Happy 10th Birthday, Half-Life!

by Joey deVilla on November 20, 2008

half-life_gordon_freeman

It’s hard to believe, but it’s been ten years since the release of the original Half-Life game. In honour of this event, GameSpy has published the Half-Life 10th Anniversary Interview with Valve Software’s writer –in-residence Marc Laidlaw.

If they ever decided to make a movie based on the game – probably not a good idea, since there hasn’t been a good movie based on any videogame, but I always hold out hope – I think Hugh “House M.D.” Laurie would make a great Gordon Freeman:

half-life_hugh_laurie

{ 9 comments… read them below or add one }

1 marktucks November 20, 2008 at 6:16 pm

I contest – I personally think Hitman’s a good film. Doom was good right at the beginning when the Universal world logo was actually Mars and it zoomed right in. But then the story started and it was all a down hill train wreck violently colliding with the first person mode at the end.

Hugh Laurie would make a great Gordon Freeman, if Gordon Freeman had a really bad American accent. But yea, he does look similar.

2 August Lilleaas November 21, 2008 at 6:35 am

A movie where Freeman talks? We can’t have that.

3 Paul C November 21, 2008 at 11:59 am

Hugh Laurie’s nearly fifty – too old for Gordon Freeman; several characters in the Half Life games have made references to him being young for the kind of work he’s doing, and I’m pretty sure there’s official mentions of his age being early-30s.

And if I was (somehow) at the helm of a Half Life film, the first person to speak would be Freeman, to get that out of the way. You can’t have a movie (at least, not an effective one) where the main character doesn’t speak. In the game, you are Gordon Freeman; personally, when I’m playing Half Life, I speak to the NPCs in Gordon’s place.
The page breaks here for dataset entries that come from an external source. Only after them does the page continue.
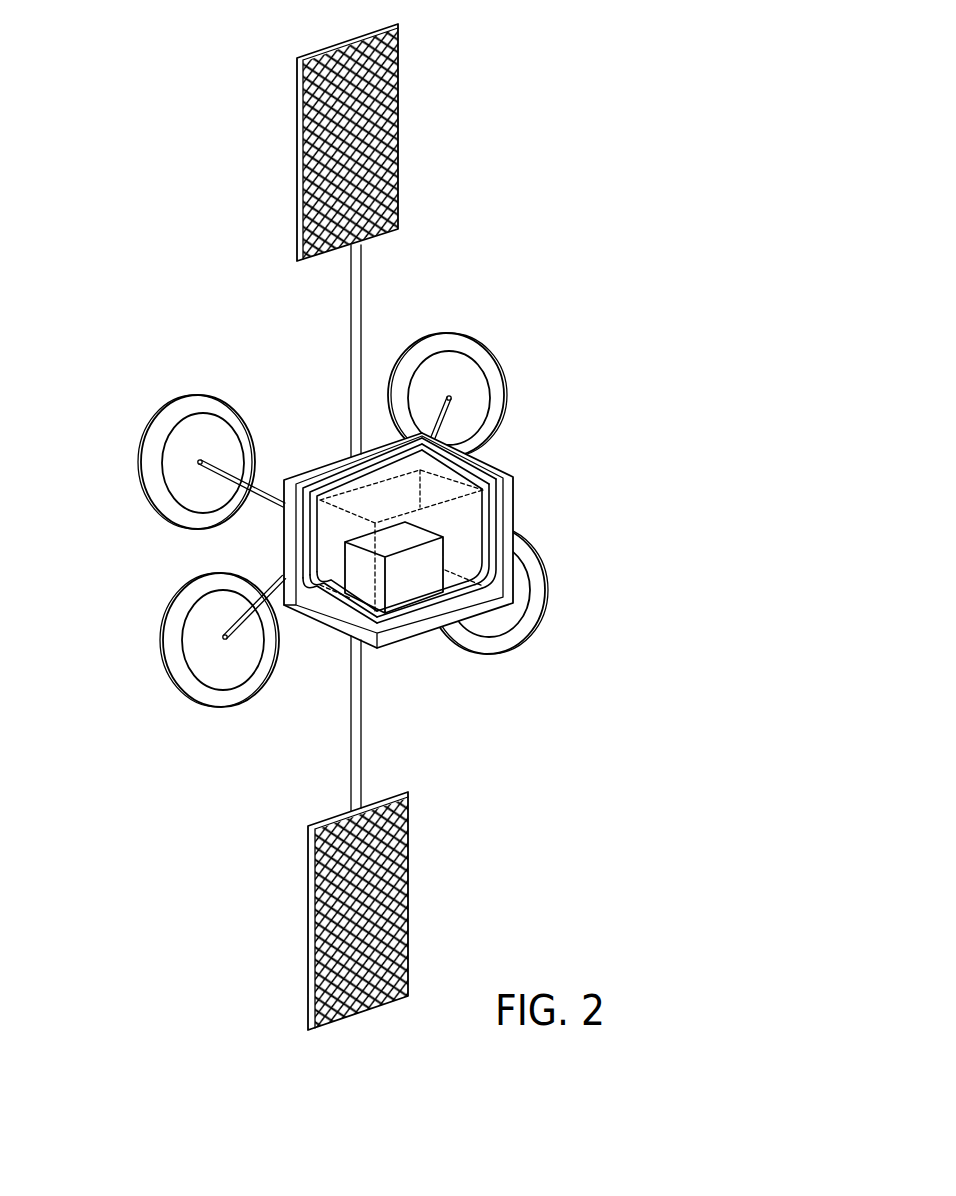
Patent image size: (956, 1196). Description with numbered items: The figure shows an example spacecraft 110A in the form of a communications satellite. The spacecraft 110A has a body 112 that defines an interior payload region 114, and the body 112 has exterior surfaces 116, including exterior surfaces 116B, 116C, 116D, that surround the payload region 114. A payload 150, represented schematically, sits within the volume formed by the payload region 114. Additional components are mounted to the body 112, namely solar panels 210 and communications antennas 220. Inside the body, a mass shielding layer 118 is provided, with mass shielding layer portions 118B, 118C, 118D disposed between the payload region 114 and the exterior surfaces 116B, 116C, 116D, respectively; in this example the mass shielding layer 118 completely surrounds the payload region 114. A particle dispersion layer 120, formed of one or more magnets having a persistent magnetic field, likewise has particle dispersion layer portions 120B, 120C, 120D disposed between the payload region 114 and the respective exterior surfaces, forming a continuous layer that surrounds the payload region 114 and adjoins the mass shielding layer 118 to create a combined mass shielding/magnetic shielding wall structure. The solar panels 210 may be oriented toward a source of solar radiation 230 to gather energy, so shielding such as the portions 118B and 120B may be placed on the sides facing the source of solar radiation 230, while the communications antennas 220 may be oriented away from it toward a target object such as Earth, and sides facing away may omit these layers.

The spacecraft 110A is at (541, 325).
The body 112 is at (390, 643).
The interior payload region 114 is at (376, 508).
The exterior surfaces 116 is at (446, 620).
The exterior surface 116B is at (507, 568).
The exterior surface 116C is at (307, 608).
The exterior surface 116D is at (498, 473).
The mass shielding layer 118 is at (466, 613).
The mass shielding layer portion 118B is at (498, 535).
The mass shielding layer portion 118C is at (330, 612).
The mass shielding layer portion 118D is at (480, 477).
The particle dispersion layer 120 is at (491, 603).
The particle dispersion layer portion 120B is at (488, 502).
The particle dispersion layer portion 120C is at (355, 617).
The particle dispersion layer portion 120D is at (467, 480).
The payload 150 is at (370, 540).
The solar panels 210 is at (387, 133).
The communications antennas 220 is at (150, 468).
The source of solar radiation 230 is at (642, 712).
4 Joey deVilla November 21, 2008 at 12:54 pm

@Paul C: If the movie has to remain true to every last detail in the game, then yes, Hugh Laurie is too old. However, I think that it’s all right to use some artistic licence and take some liberties with minor details like Freeman’s age.

In my dream videogame-based movie — Dig Dug, starring Jackie Chan in the title role — you can bet I’d be taking all sorts of creative liberties.

5 Ryan Waddell November 21, 2008 at 1:38 pm

I disagree – there’s been a handful of not-horrible video game movies:

– Resident Evil
– Tomb Raider (ok, it wasn’t great, but it wasn’t a Uwe Boll massacre either)
– Max Payne was actually not bad as well.

Hrmm, ok so there aren’t that many. But come on… How can you deny the awesomeness of the Street Fighter movie, and the Super Mario Brothers movie?

6 Rudy November 18, 2009 at 2:45 am

Happy Elevnth Birthday half-life, its 2009 and i plan on staying aboard the half-life saga until a giant rock hits the earth and crashes my computer.

7 nicklang319 February 12, 2011 at 2:11 am

final fantasy was a good animated film, and I thought the silent hill film was ok, other then that most game to movies suck

8 farresto July 16, 2011 at 2:01 pm

Hugh Laurie is not a bad idea at ALL. It doesn’t really matter if a bit older.

Another option for me would be Gary Oldman.

9 DS July 9, 2012 at 7:52 pm

Guys, are you kidding? Max Payne? Tomb Raider? These are awful movies in the grand scheme of things. Half Life needs to be a MASTERPIECE of science-fiction film, just as it was a masterpiece of gaming, changing the entire direction of games.

Hugh Laurie? Gary Oldman?? These men are terrible choices. Hugh Laurie would be laughable as our man Gordon. He IS too old and there’s no way he’ll be able to pull off the quiet desperation that we need for Gordon. The dude’s too funny and has too much attitude. Gary Oldman, while I do think he’s a great actor, doesn’t fit either, physically or emotionally.

I thought Clive Owen was great in Children of Men, so he might be a good choice. Maybe Guy Pierce from Memento. But in the end I think we need some unknown talent, someone the audience does not immediately associate with an image, because we need to be able to project ourselves into Gordon Freeman. That’s why he doesn’t say anything, and why we rarely even see him. He’s just an empty vessel that all this crazy sh*t happens to. Of course, for film’s sake, he’ll need a real character, but he should still project that sense somewhat.